After that great background, Klein indulges in some political speculation as to why this rush of anti-trans legislation is occurring across the nation. (Because there clearly is NO grass roots push to crack down on the trans—it is wholly a political strategy).  

He asserts that the old GOP alignment of, say, 10-15 years ago, has been replaced. In the old “normal” Republican Party, the economic interests (aka the super wealthy) called the shots. All kinds of promises were made to the evangelicals, but that was all just red meat for the rubes. The real business of the Party was cuts in taxes and regulation. 

In the current GOP, the culture wars — stirred for all those years by talk radio & Fox News— are ascendant.  So the Party is searching for the hook to translate all that anger into votes. Immigration has been a decent issue, but it runs into the problem that immigration is just not all that unpopular in the mainstream. So now they have fixed upon this transgender issue as a way to gin up the bloodlust of the faithful. And of course they fixate on “edge” cases— bearded high school transgender girls winning swim meets, and the occasional regretful surgical switcher. (And note, as we’ve stated before, that gay marriage has totally flopped as a motivator for conservatives.)

So this is why all these “bathroom” bills & intrusive laws forbidding parents from making decisions for their families have surfaced.

I think it’s a weak issue. It will be flashy for a while.But in 3 or 4 years, transgender issues will be about as prominent in the political debate as gay marriage—which is to say, not at all prominent.

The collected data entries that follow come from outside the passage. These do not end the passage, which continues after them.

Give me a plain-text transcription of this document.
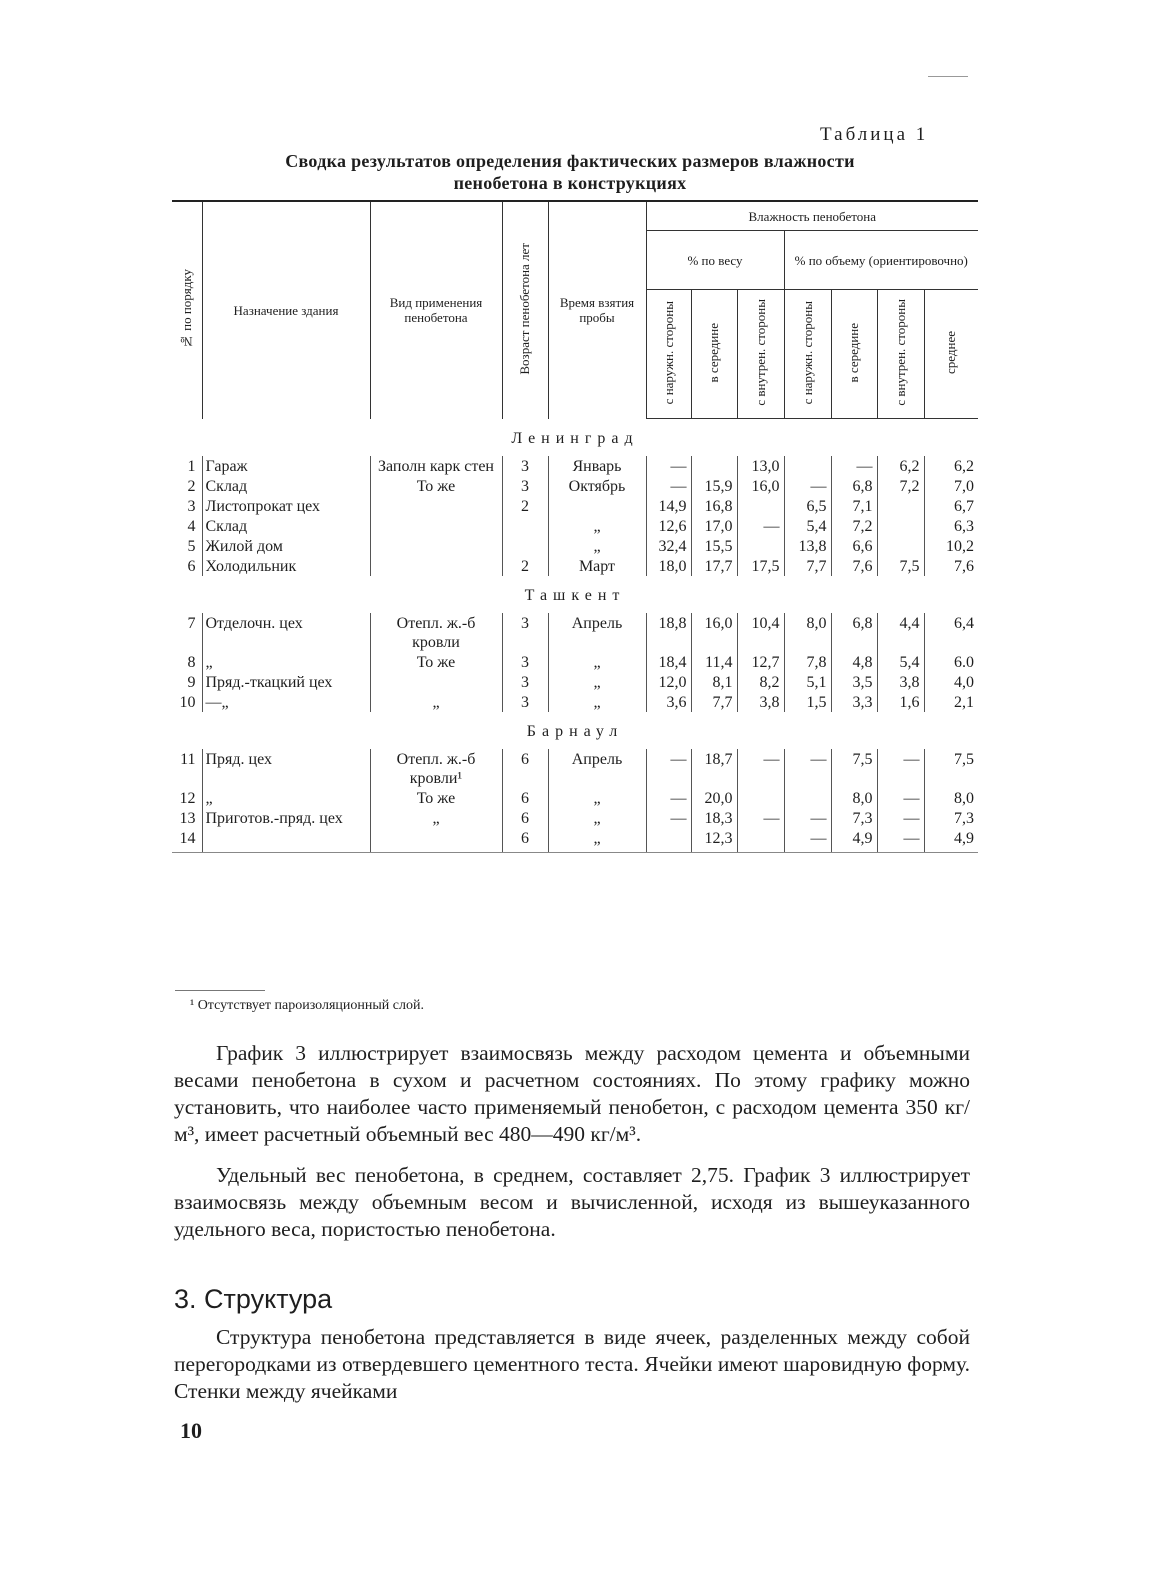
Таблица 1
Сводка результатов определения фактических размеров влажности
пенобетона в конструкциях
№ по порядку	Назначение здания	Вид применения пенобетона	Возраст пенобетона лет	Время взятия пробы	Влажность пенобетона						
					% по весу			% по объему (ориентировочно)			
					с наружн. стороны	в середине	с внутрен. стороны	с наружн. стороны	в середине	с внутрен. стороны	среднее
Ленинград											
1	Гараж	Заполн карк стен	3	Январь	—		13,0		—	6,2	6,2
2	Склад	То же	3	Октябрь	—	15,9	16,0	—	6,8	7,2	7,0
3	Листопрокат цех		2		14,9	16,8		6,5	7,1		6,7
4	Склад			„	12,6	17,0	—	5,4	7,2		6,3
5	Жилой дом			„	32,4	15,5		13,8	6,6		10,2
6	Холодильник		2	Март	18,0	17,7	17,5	7,7	7,6	7,5	7,6
Ташкент											
7	Отделочн. цех	Отепл. ж.-б кровли	3	Апрель	18,8	16,0	10,4	8,0	6,8	4,4	6,4
8	„	То же	3	„	18,4	11,4	12,7	7,8	4,8	5,4	6.0
9	Пряд.-ткацкий цех		3	„	12,0	8,1	8,2	5,1	3,5	3,8	4,0
10	—„	„	3	„	3,6	7,7	3,8	1,5	3,3	1,6	2,1
Барнаул											
11	Пряд. цех	Отепл. ж.-б кровли¹	6	Апрель	—	18,7	—	—	7,5	—	7,5
12	„	То же	6	„	—	20,0			8,0	—	8,0
13	Приготов.-пряд. цех	„	6	„	—	18,3	—	—	7,3	—	7,3
14			6	„		12,3		—	4,9	—	4,9
¹ Отсутствует пароизоляционный слой.

График 3 иллюстрирует взаимосвязь между расходом цемента и объемными весами пенобетона в сухом и расчетном состояниях. По этому графику можно установить, что наиболее часто применяемый пенобетон, с расходом цемента 350 кг/м³, имеет расчетный объемный вес 480—490 кг/м³.

Удельный вес пенобетона, в среднем, составляет 2,75. График 3 иллюстрирует взаимосвязь между объемным весом и вычисленной, исходя из вышеуказанного удельного веса, пористостью пенобетона.

3. Структура

Структура пенобетона представляется в виде ячеек, разделенных между собой перегородками из отвердевшего цементного теста. Ячейки имеют шаровидную форму. Стенки между ячейками

10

Meanwhile, the GOP will have moved on… to what?  The correct method of execution for abortionists?  (Impalement vs burning at the stake.) The correct style of stocks for women who get abortions?  The purge of the Civil War from history texts?  The mind reels.  

Mark M.


Sorry I’m a bit late—again—on this one. Great political insights from disaffected rural voters to the elephant-riding cultural warriors of the right. I think a lot of the rural problem goes back to those votes being taken for granted by the Democratic Party. I remember back in 2016—pre-apocalyptic political times—when Hillary was criticized for not once visiting Wisconsin. I think daughter Chelsea showed up at the Anodyne in Milwaukee, but that was about it. That’s some cocky shit. I think a lot of those rural voters, particularly farmers, had been suffering for years with lowered subsidies, higher taxes, and being priced out of the market by the massive agribusiness machines. So those voters said fuck you to the Democrats. We might as well go Trump. And they did.

I also think that whenever Agent Orange plays the victim ticket—that the DOJ men in black are after him—and which he does often, it tends to strike a chord with these disaffected voters, who have also felt victimized or ignored by their own representatives. 

Transgender and education are easy targets for DeSantis and his ilk. Attacking them makes it seem as if they’re actually improving America. The irony is that the majority of Americans don’t care about trans politics or critical race theory. They do, however, care about abortion rights and gun control measures. Maybe they’ll be the next great rising, like our rural friends, of the disaffected.